Let’s say I’ve got a shader, probably a compute shader that is doing a whole lot of matrix and vector math, and at the end of this math it performs a dot product between two vectors which would result in a single scalar value. This shader is being executed potentially a large number of times on different data, and since it’s a shader it does so essentially in parallel. The net result would be that each “thread” of the shader would result in its own scalar value, meaning I’d have an array of these values, one element for each “thread”. Is there any way to have the shaders merge the individual values into a single number? An example of this could be taking an average of all the values, or producing a single boolean based upon the sign of all the scalar values.
I realize that I could just use the CPU to iterate through all the results from the shader and compute such results that way, but I thought perhaps it could be more efficient to have the shader which is already doing lots of computing on the values could simply merge the results of multiple threads into the single value that I’m interested in.

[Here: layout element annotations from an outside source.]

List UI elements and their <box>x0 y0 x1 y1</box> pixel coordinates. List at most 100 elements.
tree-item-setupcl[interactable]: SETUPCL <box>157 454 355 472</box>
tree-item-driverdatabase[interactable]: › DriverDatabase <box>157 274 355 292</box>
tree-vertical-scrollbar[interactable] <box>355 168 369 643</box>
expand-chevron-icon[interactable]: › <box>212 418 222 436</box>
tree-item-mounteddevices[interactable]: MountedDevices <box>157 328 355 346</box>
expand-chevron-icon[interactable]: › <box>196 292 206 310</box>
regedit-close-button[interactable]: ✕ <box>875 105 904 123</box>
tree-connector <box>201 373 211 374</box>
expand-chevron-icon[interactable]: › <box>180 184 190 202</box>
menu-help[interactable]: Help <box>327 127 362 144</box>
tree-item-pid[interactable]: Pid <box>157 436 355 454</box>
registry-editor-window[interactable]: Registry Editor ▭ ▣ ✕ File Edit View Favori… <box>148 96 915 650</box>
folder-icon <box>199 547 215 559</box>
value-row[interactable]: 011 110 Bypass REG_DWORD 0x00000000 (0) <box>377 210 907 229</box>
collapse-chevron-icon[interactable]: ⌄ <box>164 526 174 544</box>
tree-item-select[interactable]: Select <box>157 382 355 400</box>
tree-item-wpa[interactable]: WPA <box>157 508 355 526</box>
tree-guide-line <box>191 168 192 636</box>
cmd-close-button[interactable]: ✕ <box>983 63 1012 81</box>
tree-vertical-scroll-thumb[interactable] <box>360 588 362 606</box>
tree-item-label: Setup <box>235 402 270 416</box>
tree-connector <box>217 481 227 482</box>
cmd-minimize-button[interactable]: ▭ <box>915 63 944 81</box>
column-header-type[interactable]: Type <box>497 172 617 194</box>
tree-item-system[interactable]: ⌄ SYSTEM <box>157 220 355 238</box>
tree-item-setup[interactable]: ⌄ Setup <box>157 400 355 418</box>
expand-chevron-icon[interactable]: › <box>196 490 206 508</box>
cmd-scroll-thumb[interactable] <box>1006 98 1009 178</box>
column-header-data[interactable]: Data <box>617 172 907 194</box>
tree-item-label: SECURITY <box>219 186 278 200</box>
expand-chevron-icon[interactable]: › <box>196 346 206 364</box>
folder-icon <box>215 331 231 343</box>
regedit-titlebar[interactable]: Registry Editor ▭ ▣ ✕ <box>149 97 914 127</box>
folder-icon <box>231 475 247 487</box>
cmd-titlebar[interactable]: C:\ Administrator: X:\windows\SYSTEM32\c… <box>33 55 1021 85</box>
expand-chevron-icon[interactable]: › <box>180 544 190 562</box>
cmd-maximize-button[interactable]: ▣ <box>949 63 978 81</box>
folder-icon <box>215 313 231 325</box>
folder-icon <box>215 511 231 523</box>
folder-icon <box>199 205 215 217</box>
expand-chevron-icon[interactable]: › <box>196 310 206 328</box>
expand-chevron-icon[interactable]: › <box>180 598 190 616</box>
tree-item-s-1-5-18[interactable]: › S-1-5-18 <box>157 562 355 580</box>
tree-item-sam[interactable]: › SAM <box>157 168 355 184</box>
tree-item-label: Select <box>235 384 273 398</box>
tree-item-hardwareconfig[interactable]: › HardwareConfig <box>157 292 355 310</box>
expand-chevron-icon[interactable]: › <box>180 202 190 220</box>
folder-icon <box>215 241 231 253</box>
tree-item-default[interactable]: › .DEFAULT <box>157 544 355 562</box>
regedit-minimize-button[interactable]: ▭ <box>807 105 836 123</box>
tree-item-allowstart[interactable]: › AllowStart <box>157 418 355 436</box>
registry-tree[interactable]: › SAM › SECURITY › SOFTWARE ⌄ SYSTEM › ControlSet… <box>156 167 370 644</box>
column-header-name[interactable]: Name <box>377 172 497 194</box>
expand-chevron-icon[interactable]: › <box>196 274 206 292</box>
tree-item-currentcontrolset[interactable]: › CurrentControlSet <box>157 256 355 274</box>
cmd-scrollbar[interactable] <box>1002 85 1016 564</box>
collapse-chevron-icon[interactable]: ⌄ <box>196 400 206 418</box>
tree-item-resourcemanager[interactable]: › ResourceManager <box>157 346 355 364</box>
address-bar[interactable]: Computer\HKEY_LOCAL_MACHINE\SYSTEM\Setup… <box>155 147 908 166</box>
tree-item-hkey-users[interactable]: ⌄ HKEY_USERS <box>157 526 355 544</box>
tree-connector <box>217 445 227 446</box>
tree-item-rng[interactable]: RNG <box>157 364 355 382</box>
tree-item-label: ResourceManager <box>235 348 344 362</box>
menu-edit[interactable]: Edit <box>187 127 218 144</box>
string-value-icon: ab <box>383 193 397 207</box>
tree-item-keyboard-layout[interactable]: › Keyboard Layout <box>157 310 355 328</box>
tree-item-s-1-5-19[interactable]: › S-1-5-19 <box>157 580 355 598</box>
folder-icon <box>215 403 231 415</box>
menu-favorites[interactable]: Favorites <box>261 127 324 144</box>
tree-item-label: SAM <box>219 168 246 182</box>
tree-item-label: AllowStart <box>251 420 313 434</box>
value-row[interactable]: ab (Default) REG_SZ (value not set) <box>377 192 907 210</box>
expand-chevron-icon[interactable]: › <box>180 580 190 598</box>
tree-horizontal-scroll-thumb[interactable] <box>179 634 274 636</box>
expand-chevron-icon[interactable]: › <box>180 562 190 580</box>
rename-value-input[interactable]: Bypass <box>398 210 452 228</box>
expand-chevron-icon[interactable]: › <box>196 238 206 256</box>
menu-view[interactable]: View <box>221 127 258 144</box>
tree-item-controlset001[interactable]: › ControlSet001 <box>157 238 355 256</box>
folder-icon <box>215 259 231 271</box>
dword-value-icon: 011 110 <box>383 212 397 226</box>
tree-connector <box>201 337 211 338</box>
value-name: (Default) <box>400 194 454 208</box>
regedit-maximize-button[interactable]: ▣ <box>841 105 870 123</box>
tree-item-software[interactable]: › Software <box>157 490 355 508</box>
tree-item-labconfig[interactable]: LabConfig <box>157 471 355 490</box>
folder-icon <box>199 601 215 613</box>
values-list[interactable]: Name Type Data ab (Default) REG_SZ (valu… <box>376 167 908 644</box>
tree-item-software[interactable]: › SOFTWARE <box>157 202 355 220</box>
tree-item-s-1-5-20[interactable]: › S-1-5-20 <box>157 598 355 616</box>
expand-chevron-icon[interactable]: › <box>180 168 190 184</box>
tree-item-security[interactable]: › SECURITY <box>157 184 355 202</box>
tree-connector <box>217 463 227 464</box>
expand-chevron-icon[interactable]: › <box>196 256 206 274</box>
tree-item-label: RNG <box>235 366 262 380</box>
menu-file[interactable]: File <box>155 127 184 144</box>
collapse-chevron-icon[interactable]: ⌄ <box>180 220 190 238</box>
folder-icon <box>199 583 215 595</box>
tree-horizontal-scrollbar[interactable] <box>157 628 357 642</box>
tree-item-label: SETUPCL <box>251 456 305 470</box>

One possibility that I thought could make some sense is if there was some “global” variable location in GLSL. For the averaging example it could simply have an initial value of 0 and each shader “thread” would add its result to this variable. In the end of have a single value that just needs to be divided by the number of threads and I’d have the average. However I see that doing such a thing as that would probably enforce that the threads must take turns adding their result to the global variable, which is the same as iteration in the end, and I’d be better off using my CPU.
Anyway I’m still learning about graphics cards, and I was mostly just curious to know how or if separate GL threads can effectively share and condense results. I’ve heard of people using GLSL to implement sorting algorithms in parallel, which seems like a related challenge to me.